NEW YORK – The Republican Party has long wrapped itself in the American flag, claiming to be the defender of “freedom.” The GOP believes individuals should be free to carry firearms, spew hate speech, and eschew vaccines and face masks. The same goes for corporations: Even if their activities destroy the planet and permanently change the climate, the “free market” should be trusted to sort things out. Banks and other financial institutions should be “liberated” from regulation, even if their activities can bring down the entire economy.

Following the 2008 financial crisis, the pandemic, and the acceleration of the climate crisis, it should be obvious that this conception of freedom is far too crude and simplistic for the modern world.
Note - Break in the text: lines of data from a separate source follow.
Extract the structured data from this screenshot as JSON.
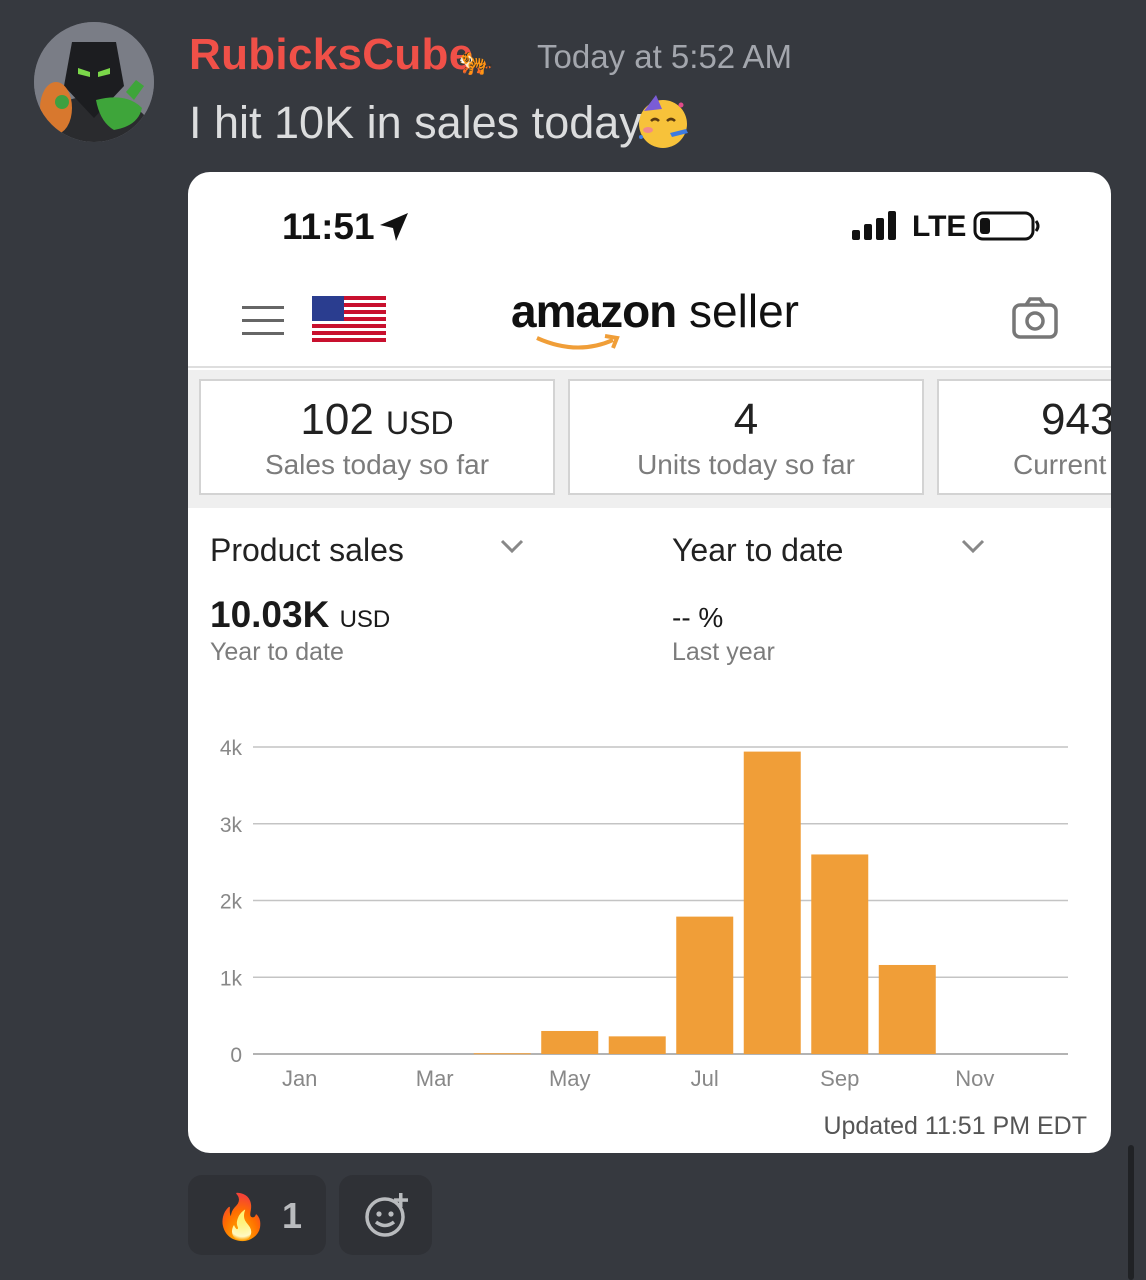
{
  "message": {
    "username": "RubicksCube",
    "username_color": "#f05048",
    "badge_icon": "tiger-icon",
    "timestamp": "Today at 5:52 AM",
    "text": "I hit 10K in sales today",
    "text_emoji": "partying-face-icon"
  },
  "phone_status": {
    "time": "11:51",
    "network": "LTE"
  },
  "app": {
    "logo_brand": "amazon",
    "logo_suffix": "seller"
  },
  "tiles": [
    {
      "value": "102",
      "unit": "USD",
      "label": "Sales today so far"
    },
    {
      "value": "4",
      "unit": "",
      "label": "Units today so far"
    },
    {
      "value": "943",
      "unit": "",
      "label": "Current"
    }
  ],
  "selectors": {
    "metric": "Product sales",
    "period": "Year to date"
  },
  "summary": {
    "value": "10.03K",
    "unit": "USD",
    "value_label": "Year to date",
    "pct": "-- %",
    "pct_label": "Last year"
  },
  "chart_data": {
    "type": "bar",
    "categories": [
      "Jan",
      "Feb",
      "Mar",
      "Apr",
      "May",
      "Jun",
      "Jul",
      "Aug",
      "Sep",
      "Oct",
      "Nov",
      "Dec"
    ],
    "values": [
      0,
      0,
      0,
      10,
      300,
      230,
      1790,
      3940,
      2600,
      1160,
      0,
      0
    ],
    "x_tick_labels": [
      "Jan",
      "Mar",
      "May",
      "Jul",
      "Sep",
      "Nov"
    ],
    "y_tick_labels": [
      "4k",
      "3k",
      "2k",
      "1k",
      "0"
    ],
    "y_ticks": [
      4000,
      3000,
      2000,
      1000,
      0
    ],
    "ylim": [
      0,
      4000
    ],
    "bar_color": "#f09e38",
    "grid": true
  },
  "updated": "Updated 11:51 PM EDT",
  "reactions": [
    {
      "emoji": "fire-icon",
      "count": "1"
    }
  ]
}
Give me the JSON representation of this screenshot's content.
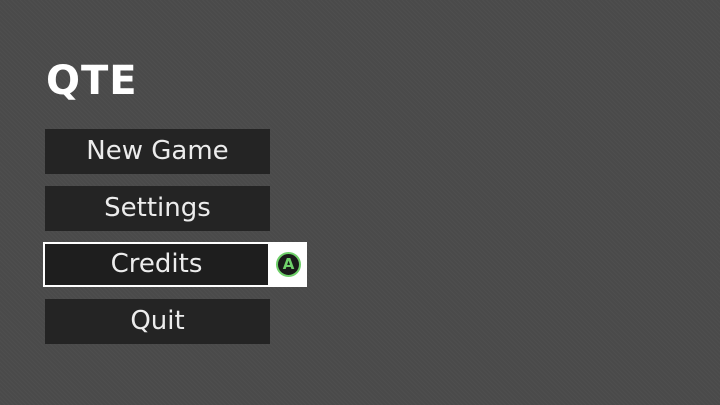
{
  "game": {
    "title": "QTE"
  },
  "menu": {
    "items": [
      {
        "label": "New Game"
      },
      {
        "label": "Settings"
      },
      {
        "label": "Credits"
      },
      {
        "label": "Quit"
      }
    ],
    "selected": "Credits",
    "confirm_prompt": {
      "button": "A",
      "color": "#6fd06a"
    }
  }
}
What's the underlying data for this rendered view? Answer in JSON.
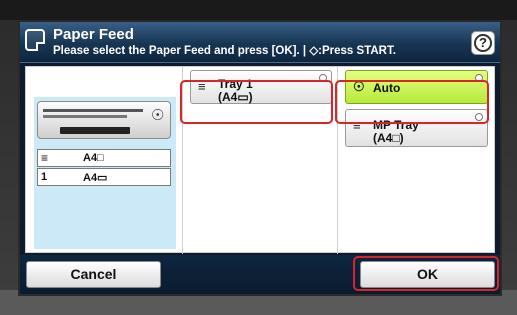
{
  "header": {
    "title": "Paper Feed",
    "subtitle": "Please select the Paper Feed and press [OK]. | ◇:Press START.",
    "help_label": "?"
  },
  "machine_preview": {
    "rows": [
      {
        "icon": "≡",
        "label": "A4□"
      },
      {
        "icon": "1",
        "label": "A4▭"
      }
    ]
  },
  "options": {
    "tray1": {
      "line1": "Tray 1",
      "line2": "(A4▭)",
      "selected": false
    },
    "auto": {
      "line1": "Auto",
      "selected": true
    },
    "mp_tray": {
      "line1": "MP Tray",
      "line2": "(A4□)",
      "selected": false
    }
  },
  "footer": {
    "cancel_label": "Cancel",
    "ok_label": "OK"
  },
  "colors": {
    "header_bg": "#173553",
    "selected_bg": "#b8ea3a",
    "highlight": "#d9252a",
    "preview_bg": "#cce9f7"
  }
}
Those who still espouse it are either mind-numbingly blinkered or on the take. As the great twentieth-century philosopher Isaiah Berlin put it: “Freedom for the wolves has often meant death to the sheep.” Or, put another way, freedom for some is unfreedom for others.

In the United States, the freedom to carry guns has come at the expense of the freedom to go to school or the store without being shot. Thousands of innocent people – many of them children – have died so that this particular freedom can live. And millions have lost what Franklin Delano Roosevelt thought was so important, the freedom from fear.